JP 2005-336092 A2 discloses the manufacture of vinyl-terminated propylene polymers using materials such as H2SO4 treated montmorillonite, triethylaluminum, triisopropyl aluminum, where the liquid propylene is fed into a catalyst slurry in toluene. This process produces substantially isotactic macromonomers that do not have a significant amount of amorphous material.
Rose et al. (Macromolecules, 41, 2008, pp. 559-567) disclose poly(ethylene-co-propylene) macromonomers not having significant amounts of iso-butyl chain ends. Those were made with bis(phenoxyimine) titanium dichloride ((PHI)2TiCl2) activated with modified methylalumoxane (MMAO; Al/Ti molar ratio range 150 to 292) in semi-batch polymerizations (30 psi propylene added to toluene at 0° C. for 30 min, followed by ethylene gas flow at 32 psi of over-pressure at about 0° C. for polymerization times of 2.3 to 4 hours to produce E-P copolymer having an Mn of about 4,800 to 23,300. In four reported copolymerizations, allylic chain ends decreased with increasing ethylene incorporation roughly according to the equation:% allylic chain ends (of total unsaturations)=−0.95(mol % ethylene incorporated)+100.
For example, 65% allyl (compared to total unsaturation) was reported for E-P copolymer containing 29 mol % ethylene. This is the highest allyl population achieved. For 64 mol % incorporated ethylene, only 42% of the unsaturations are allylic. Productivity of these polymerizations ranged from 0.78×102 g/mmol Ti/hr to 4.62×102 g/mmol Ti/hr. Prior to this work, Zhu et al. reported only low (˜38%) vinyl terminated ethylene-propylene copolymer made with the constrained geometry metallocene catalyst [C5Me4(SiMe2N-tert-butyl)TiMe2 activated with B(C6F5)3 and MMAO (Macromolecules, 35, 2002, pp. 10062-10070 and Macromolecules Rap. Commun, 24, 2003, pp. 311-315).

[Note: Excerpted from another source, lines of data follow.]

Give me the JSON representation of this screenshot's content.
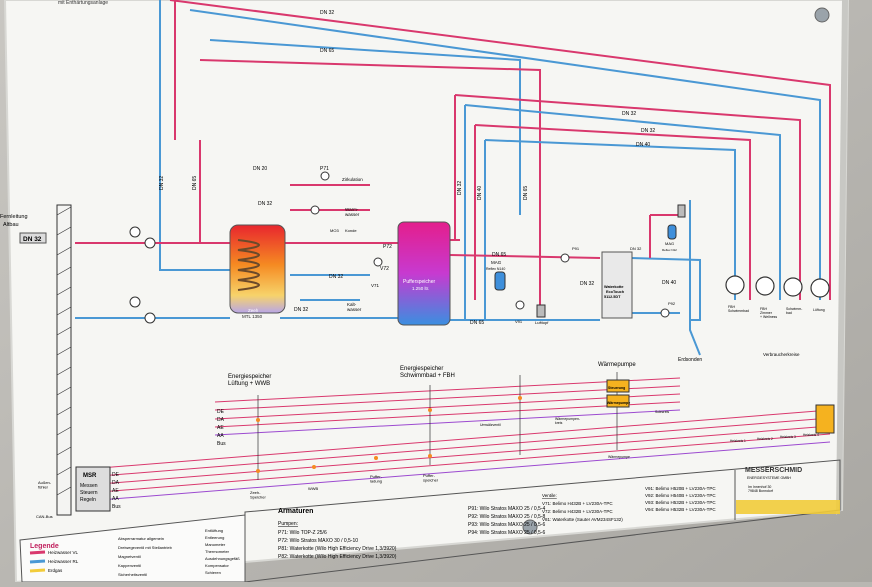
{
  "board": {
    "top_note": "mit Enthärtungsanlage",
    "pipe_labels": [
      "DN 32",
      "DN 65",
      "DN 32",
      "DN 65",
      "DN 32",
      "DN 20",
      "DN 32",
      "DN 32",
      "DN 32",
      "DN 32",
      "DN 40",
      "DN 65",
      "DN 65",
      "DN 32",
      "DN 65",
      "DN 40",
      "DN 32",
      "DN 40",
      "DN 32"
    ],
    "left": {
      "fernleitung": "Fernleitung",
      "altbau": "Altbau",
      "dn": "DN 32"
    },
    "zirkulation": "Zirkulation",
    "warmwasser": "Warm-\nwasser",
    "kaltwasser": "Kalt-\nwasser",
    "pumps": {
      "p71": "P71",
      "p72": "P72",
      "p81": "P81",
      "p91": "P91",
      "p92": "P92"
    },
    "valves": {
      "v71": "V71",
      "v72": "V72",
      "v91": "V91",
      "v81": "V81"
    },
    "mag": {
      "left": "MAG",
      "left_sub": "Reflex N140",
      "right": "MAG",
      "right_sub": "Reflex N12"
    },
    "ms": {
      "m03": "MO3",
      "konde": "Konde",
      "lufttopf": "Lufttopf"
    },
    "tank1": {
      "line1": "Zeeh",
      "line2": "MTL 1350"
    },
    "tank2": {
      "line1": "Pufferspeicher",
      "line2": "1.250 ltr."
    },
    "heatpump": {
      "line1": "Waterkotte",
      "line2": "EcoTouch",
      "line3": "5112.5DT"
    },
    "erdsonden": "Erdsonden",
    "consumers": {
      "c1": "FBH\nSchwimmbad",
      "c2": "FBH\nZimmer\n+ Wellness",
      "c3": "Schwimm-\nbad",
      "c4": "Lüftung"
    },
    "verbraucherkreise": "Verbraucherkreise",
    "sections": {
      "s1": "Energiespeicher\nLüftung + WWB",
      "s2": "Energiespeicher\nSchwimmbad + FBH",
      "s3": "Wärmepumpe"
    },
    "bus_labels": [
      "DE",
      "DA",
      "AE",
      "AA",
      "Bus"
    ],
    "bus_labels_lower": [
      "DE",
      "DA",
      "AE",
      "AA",
      "Bus"
    ],
    "controller_boxes": {
      "b1": "Steuerung",
      "b2": "Wärmepumpe"
    },
    "small_bus_notes": {
      "n1": "Umwälzventil",
      "n2": "Wärmepumpen-\nkreis",
      "n3": "Soleкreis",
      "n4": "Wärmepumpe",
      "n5": "Heizkreis 1",
      "n6": "Heizkreis 2",
      "n7": "Heizkreis 3",
      "n8": "Heizkreis 4"
    },
    "msr": {
      "title": "MSR",
      "l1": "Messen",
      "l2": "Steuern",
      "l3": "Regeln"
    },
    "ausbau": "Außen-\nfühler",
    "can_bus": "CAN-Bus",
    "lower_sections": {
      "z1": "Zeeh-\nSpeicher",
      "z2": "WWB",
      "z3": "Puffer-\nladung",
      "z4": "Puffer-\nspeicher"
    },
    "armaturen": {
      "title": "Armaturen",
      "pumps_title": "Pumpen:",
      "pumps": [
        "P71: Wilo TOP-Z 25/6",
        "P72: Wilo Stratos MAXO 30 / 0,5-10",
        "P81: Waterkotte (Wilo High Efficiency Drive 1,3/3920)",
        "P82: Waterkotte (Wilo High Efficiency Drive 1,3/3920)"
      ],
      "pumps2": [
        "P91: Wilo Stratos MAXO 25 / 0,5-4",
        "P92: Wilo Stratos MAXO 25 / 0,5-8",
        "P93: Wilo Stratos MAXO 25 / 0,5-6",
        "P94: Wilo Stratos MAXO 25 / 0,5-6"
      ],
      "valves_title": "Ventile:",
      "valves": [
        "V71: Belimo H432B + LV230A-TPC",
        "V72: Belimo H432B + LV230A-TPC",
        "V81: Waterkotte (Sauter AVM234SF132)"
      ],
      "valves2": [
        "V91: Belimo H520B + LV230A-TPC",
        "V92: Belimo H540B + LV230A-TPC",
        "V93: Belimo H532B + LV230A-TPC",
        "V94: Belimo H532B + LV230A-TPC"
      ]
    },
    "legend": {
      "title": "Legende",
      "items": [
        "Heizwasser VL",
        "Heizwasser RL",
        "Erdgas"
      ],
      "symbols_col1": [
        "Absperrarmatur allgemein",
        "Dreiwegeventil mit Stellantrieb",
        "Magnetventil",
        "Kappenventil",
        "Sicherheitsventil"
      ],
      "symbols_col2": [
        "Entlüftung",
        "Entleerung",
        "Manometer",
        "Thermometer",
        "Ausdehnungsgefäß",
        "Kompensator",
        "Schieren"
      ]
    },
    "company": {
      "name": "MESSERSCHMID",
      "sub": "ENERGIESYSTEME GMBH",
      "addr": "Im Innenhof 30\n79848 Bonndorf"
    },
    "colors": {
      "flow": "#d9386d",
      "return": "#4a98d4",
      "gas": "#f2cc3a",
      "pink_line": "#e05a8c",
      "board": "#f7f7f5",
      "wall": "#b9b7b2"
    }
  }
}
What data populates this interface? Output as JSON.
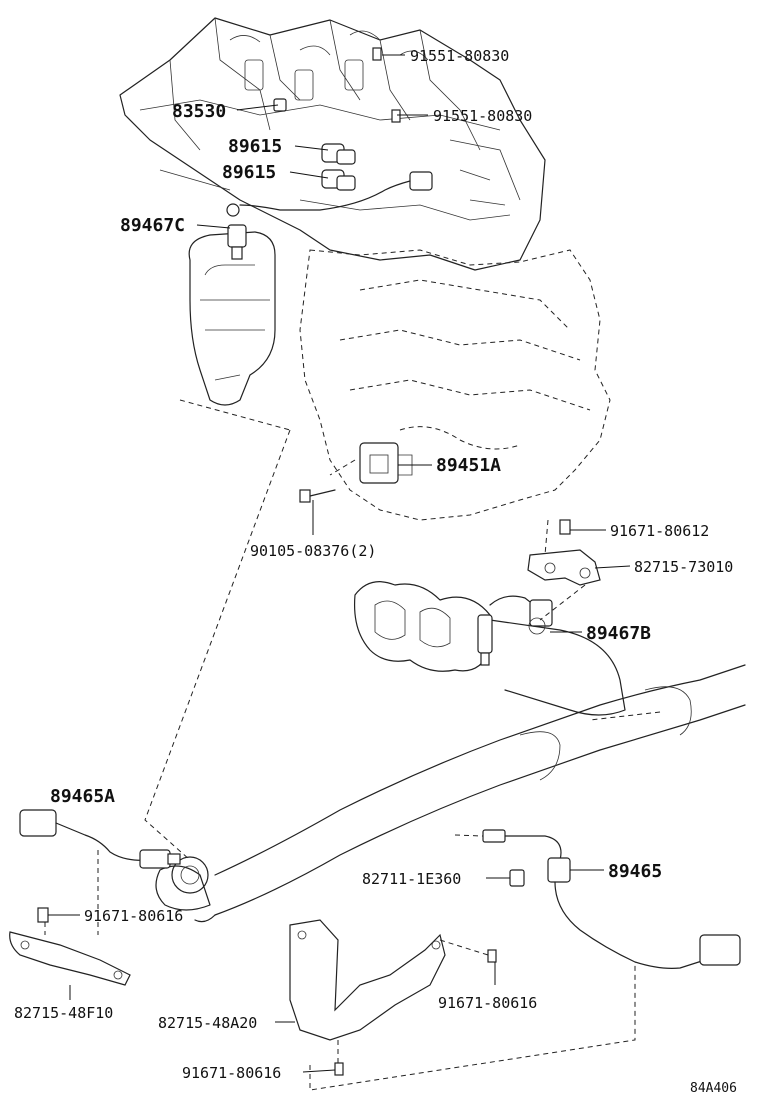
{
  "diagram": {
    "ref_code": "84A406",
    "parts": {
      "p_91551_a": "91551-80830",
      "p_91551_b": "91551-80830",
      "p_83530": "83530",
      "p_89615_a": "89615",
      "p_89615_b": "89615",
      "p_89467c": "89467C",
      "p_89451a": "89451A",
      "p_90105": "90105-08376(2)",
      "p_91671_80612": "91671-80612",
      "p_82715_73010": "82715-73010",
      "p_89467b": "89467B",
      "p_89465a": "89465A",
      "p_89465": "89465",
      "p_82711": "82711-1E360",
      "p_91671_80616_a": "91671-80616",
      "p_82715_48f10": "82715-48F10",
      "p_91671_80616_b": "91671-80616",
      "p_82715_48a20": "82715-48A20",
      "p_91671_80616_c": "91671-80616"
    }
  }
}
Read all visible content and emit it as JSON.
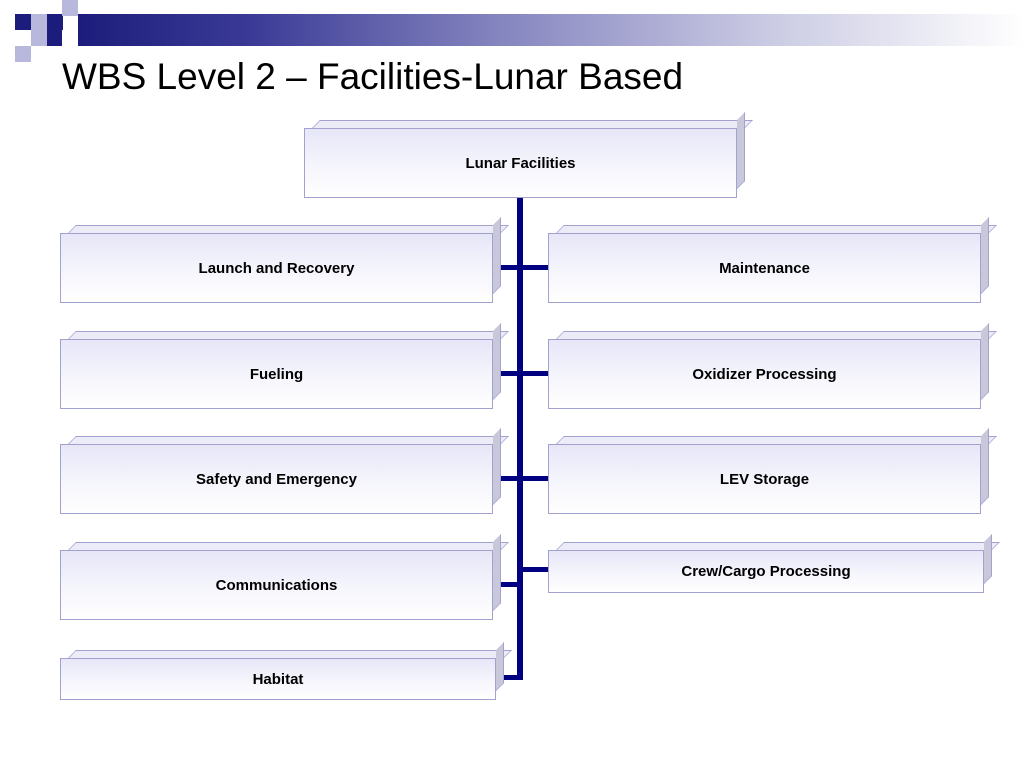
{
  "slide": {
    "title": "WBS Level 2 – Facilities-Lunar Based"
  },
  "diagram": {
    "root": {
      "label": "Lunar Facilities"
    },
    "left_items": [
      {
        "label": "Launch and Recovery"
      },
      {
        "label": "Fueling"
      },
      {
        "label": "Safety and Emergency"
      },
      {
        "label": "Communications"
      },
      {
        "label": "Habitat"
      }
    ],
    "right_items": [
      {
        "label": "Maintenance"
      },
      {
        "label": "Oxidizer Processing"
      },
      {
        "label": "LEV Storage"
      },
      {
        "label": "Crew/Cargo Processing"
      }
    ]
  },
  "colors": {
    "connector": "#000080",
    "box_border": "#a2a2d0",
    "header_dark": "#1c1c7c"
  }
}
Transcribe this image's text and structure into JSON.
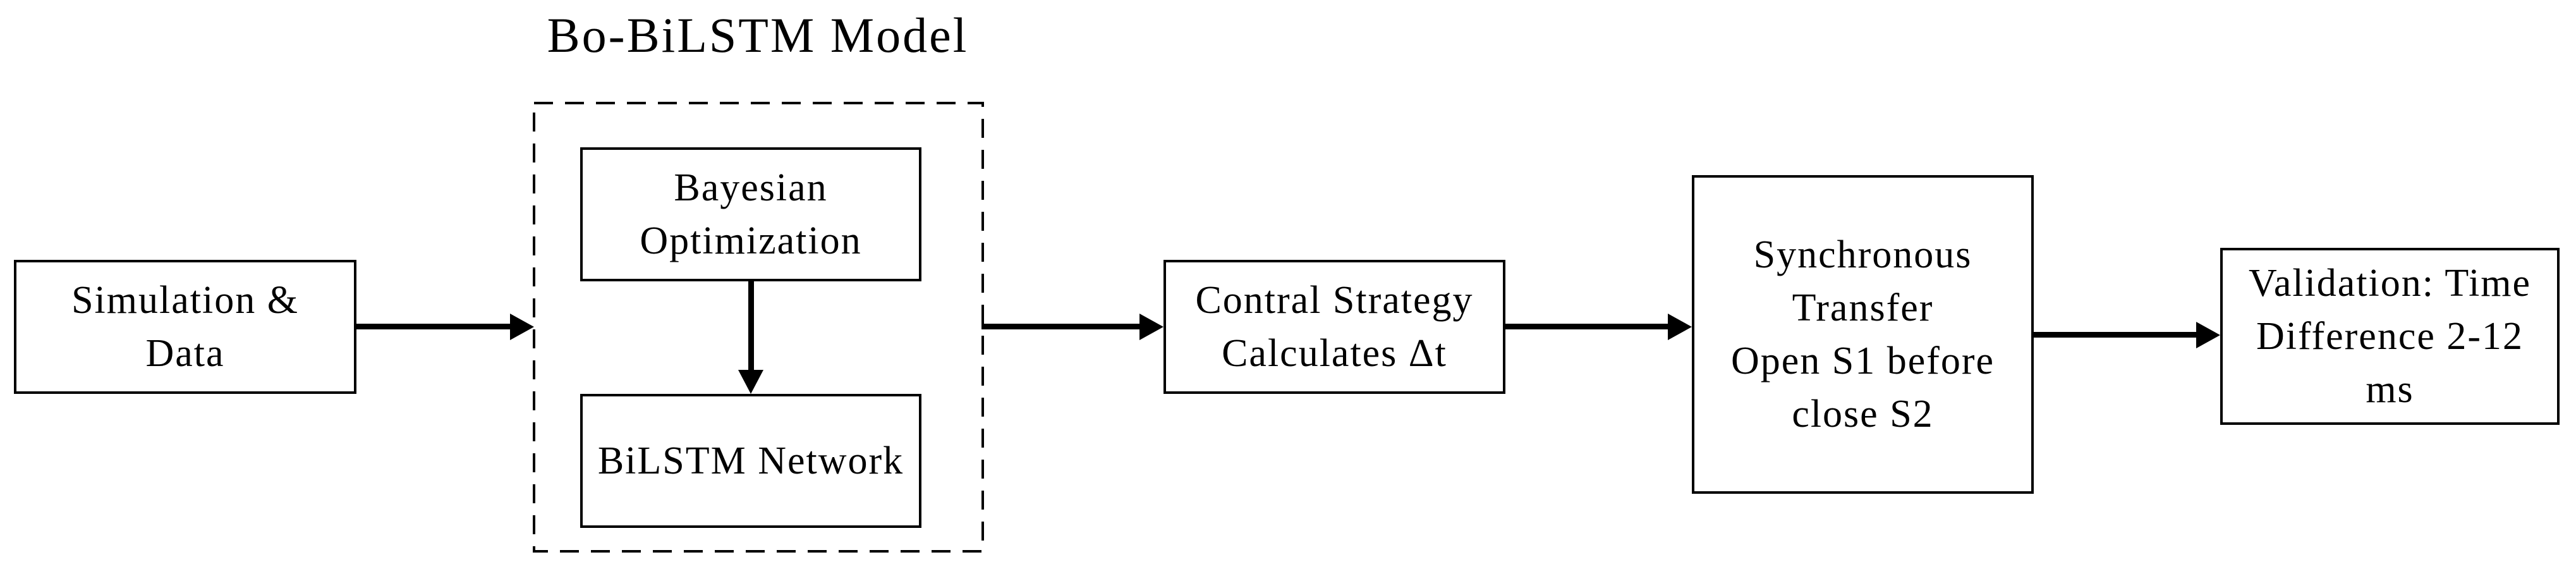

Janiak and Blank summarize a variety of work related to oligomerization of olefins (Macromol. Symp., 236, 2006, pp. 14-22).
However, few catalysts have been shown to produce high allylic chain unsaturations in high yields, a wide range of molecular weight, and with high catalyst activity for propylene-based polymerizations, especially propylene-ethylene copolymerizations. Accordingly, there is need for new catalysts that produce vinyl terminated polymers in high yields, with a wide range of molecular weight, and with high catalyst activity. Further, there is a need for propylene based reactive materials having vinyl termination which can be functionalized and used in additive applications, or as macromonomers for the synthesis of poly(macromonomers).